2577 sayılı İdari Yargılama Usulü Kanununun “Kararların Sonuçları” başlıklı 28. maddesinin 3. fıkrasında da, Danıştay, bölge idare mahkemeleri, idare ve vergi mahkemeleri kararlarına göre işlem tesis edilmeyen veya eylemde bulunulmayan hallerde idare aleyhine Danıştay ve ilgili idari mahkemede maddi ve manevi tazminat davası açılabileceği kuralı yer almaktadır.
Manevi tazminat temelde gerçek bir tazmin aracı olmayıp doğrudan doğruya bir manevi tatmin aracıdır. Bir idari işlem veya eylem nedeniyle ızdırap duyan kişiye sadece tatmin aracı olan bir miktar para verilerek bu üzüntü ve sıkıntının tam olmasa bile bir miktar azaltılması temel amaçtır.
Uyuşmazlık konusu olayda, davacı bağımsız bölüm, maliki olduğu binaya komşu parsel üzerine inşa edilen yapı nedeniyle huzurunun bozulduğunu, idarenin yargı kararını gereğini yerine getirmemesi nedeniyle 25 yıldır oturduğu daireyi terk ederek başka bir yere taşınmak zorunda kaldığını, yıllardır sürdürdüğü hukuk mücadelesi de dikkate alındığında çektiği acı ve sıkıntının kısmen de olsa karşılanması gerektiğini iddia etmektedir. Bu nedenle dava konusu olayda manevi taminatın koşulları bulunduğundan, davacının duyduğu elem ve sıkıntıların yargı kararının gereğinin yerine getirilmemiş olması nedeniyle halen devam ettiğinin de dikkate alınması suretiyle uygun bir miktar manevi tazminata hükmedilmesi gerekmektedir. Davacı 18.10.1996 gününde açtığı bu davada, yargı kararının gereğinin yerine getirilmemiş olması nedeniyle duyduğu elem ve ızdırabın karşılığı olarak 1.000.000.000.lira manevi tazminat istemiş, İdare mahkemesi kararında ise takdiren 250.000.000.lira manevi tazminat ödenmesine karar verilmiş ve bu miktara faiz de yürütülmemiştir.

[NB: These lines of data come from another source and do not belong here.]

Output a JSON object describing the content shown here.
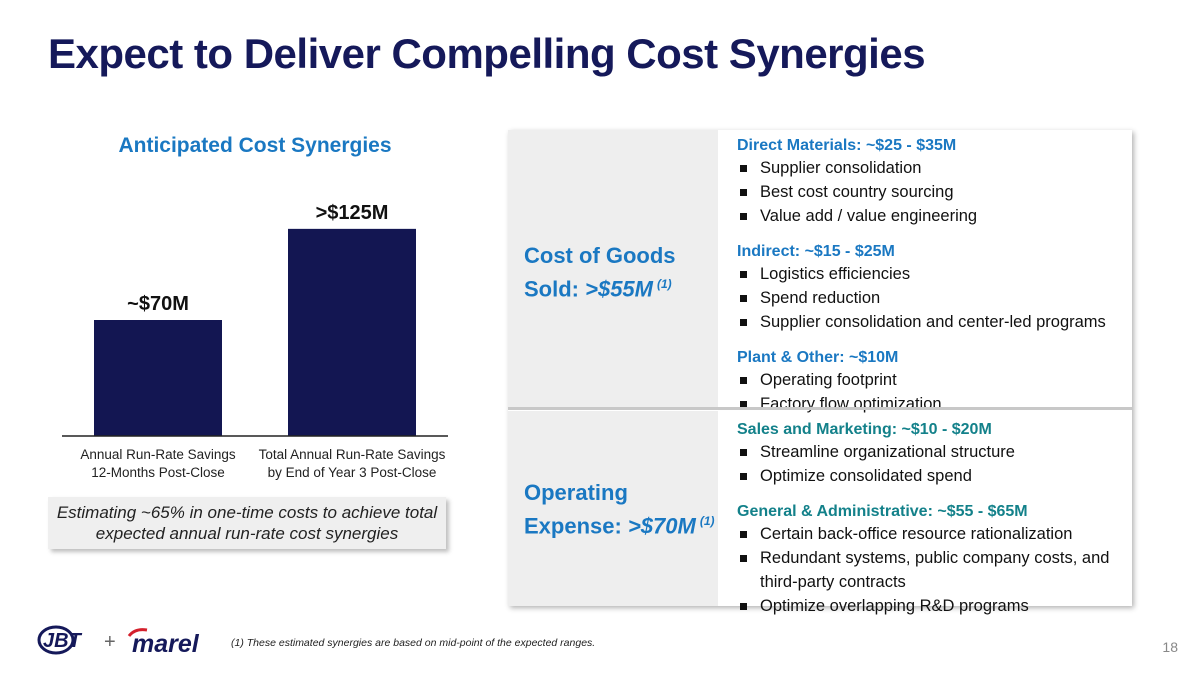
{
  "title": "Expect to Deliver Compelling Cost Synergies",
  "chart_data": {
    "type": "bar",
    "title": "Anticipated Cost Synergies",
    "categories": [
      [
        "Annual Run-Rate Savings",
        "12-Months Post-Close"
      ],
      [
        "Total Annual Run-Rate Savings",
        "by End of Year 3 Post-Close"
      ]
    ],
    "values": [
      70,
      125
    ],
    "data_labels": [
      "~$70M",
      ">$125M"
    ],
    "unit": "$M",
    "ylim": [
      0,
      140
    ],
    "grid": false,
    "color": "#131652"
  },
  "note_box": "Estimating ~65% in one-time costs to achieve total expected annual run-rate cost synergies",
  "panel": {
    "cogs": {
      "label_line1": "Cost of Goods",
      "label_line2_prefix": "Sold: ",
      "label_value": ">$55M",
      "label_sup": "(1)",
      "groups": [
        {
          "heading": "Direct Materials: ~$25 - $35M",
          "items": [
            "Supplier consolidation",
            "Best cost country sourcing",
            "Value add / value engineering"
          ]
        },
        {
          "heading": "Indirect: ~$15 - $25M",
          "items": [
            "Logistics efficiencies",
            "Spend reduction",
            "Supplier consolidation and center-led programs"
          ]
        },
        {
          "heading": "Plant & Other: ~$10M",
          "items": [
            "Operating footprint",
            "Factory flow optimization"
          ]
        }
      ]
    },
    "opex": {
      "label_line1": "Operating",
      "label_line2_prefix": "Expense: ",
      "label_value": ">$70M",
      "label_sup": "(1)",
      "groups": [
        {
          "heading": "Sales and Marketing: ~$10 - $20M",
          "items": [
            "Streamline organizational structure",
            "Optimize consolidated spend"
          ]
        },
        {
          "heading": "General & Administrative: ~$55 - $65M",
          "items": [
            "Certain back-office resource rationalization",
            "Redundant systems, public company costs, and third-party contracts",
            "Optimize overlapping R&D programs"
          ]
        }
      ]
    }
  },
  "footer": {
    "logo1": "JBT",
    "plus": "+",
    "logo2": "marel",
    "note": "(1) These estimated synergies are based on mid-point of the expected ranges.",
    "page_number": "18"
  }
}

Doktrinde de kabul edildiği üzere, manevi tazminatın manevi tatmin aracı olmasından dolayı zenginleşmeye yol açmayacak miktarda, fakat idarenin olaydaki kusurunun niteliğini ve ağırlığını ifade edecek ölçüde ve tazminat olarak istenilen meblağın da göz önünde bulundurulması suretiyle saptanması zorunludur.

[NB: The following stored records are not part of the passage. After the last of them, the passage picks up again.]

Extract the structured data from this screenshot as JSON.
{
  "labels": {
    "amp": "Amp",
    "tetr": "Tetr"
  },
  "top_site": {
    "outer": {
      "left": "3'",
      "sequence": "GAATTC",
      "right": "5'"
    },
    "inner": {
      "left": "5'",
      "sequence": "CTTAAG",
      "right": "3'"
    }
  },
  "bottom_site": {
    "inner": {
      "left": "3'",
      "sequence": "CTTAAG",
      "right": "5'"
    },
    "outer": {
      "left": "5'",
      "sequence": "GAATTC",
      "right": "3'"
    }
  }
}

Bu durumda, halen yargı kararının gereğinin yerine getirilmediği de dikkate alındığında 1.000.000.000.-lira manevi tazminat isteminin tamamının kabulüne karar verilmesi gerektiği sonucuna varılmaktadır.
Ayrıca, yargılama sürecinin uzun sürmesi ve ülkemizde yaşanan yüksek enflasyon da dikkate alındığında, manevi tazminata da tazminat davasının açıldığı gün olan 18.10.1996 gününden itibaren yasal faize hükmedilmesi gerekmektedir.

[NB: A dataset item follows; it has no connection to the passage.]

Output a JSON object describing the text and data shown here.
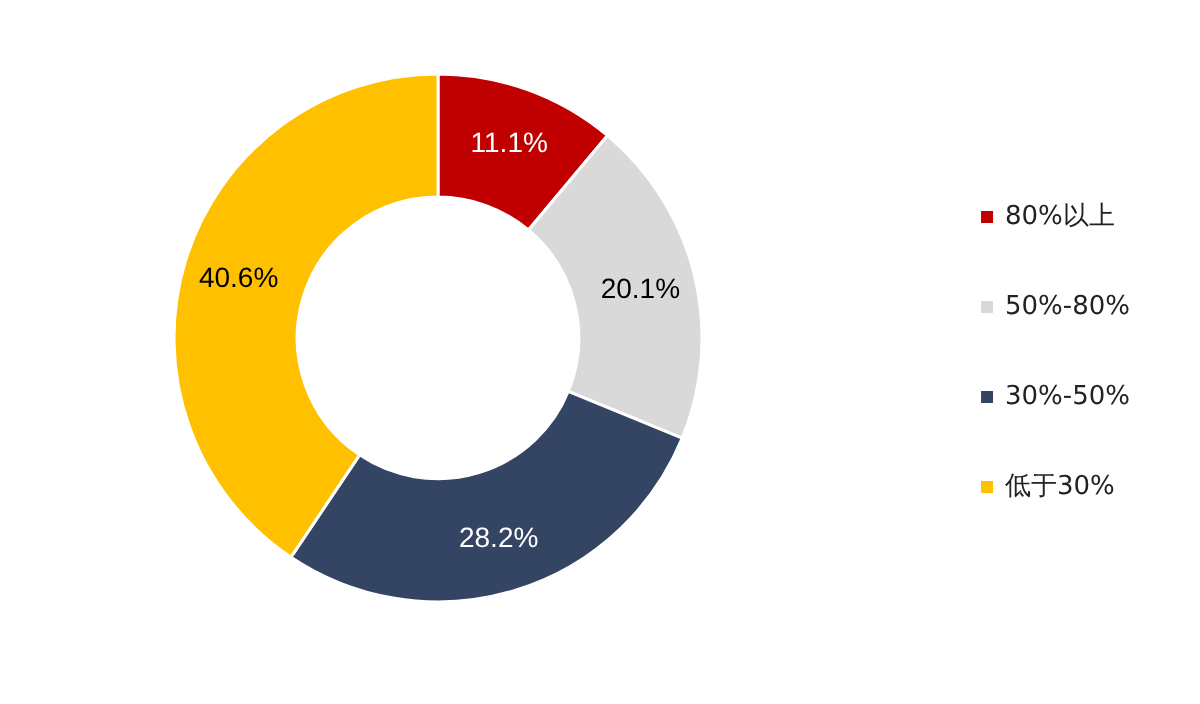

SONUÇ: Açıklanan nedenlerle temyize konu Antalya 2. İdare Mahkemesinin 1.11.2000 günlü, E:2000/980, K:2000/979 sayılı kararının manevi tazminata ilişkin kısmını BOZULMASINA, 4.240.000’er lira karar harcı ile fazladan yatırılan 3.160.000’er lira harcı temyiz isteminde bulunanlara iadesine, dosyanın adı geçen mahkemeye gönderilmesine 16.4.2002 gününde oybirliğiyle karar verildi.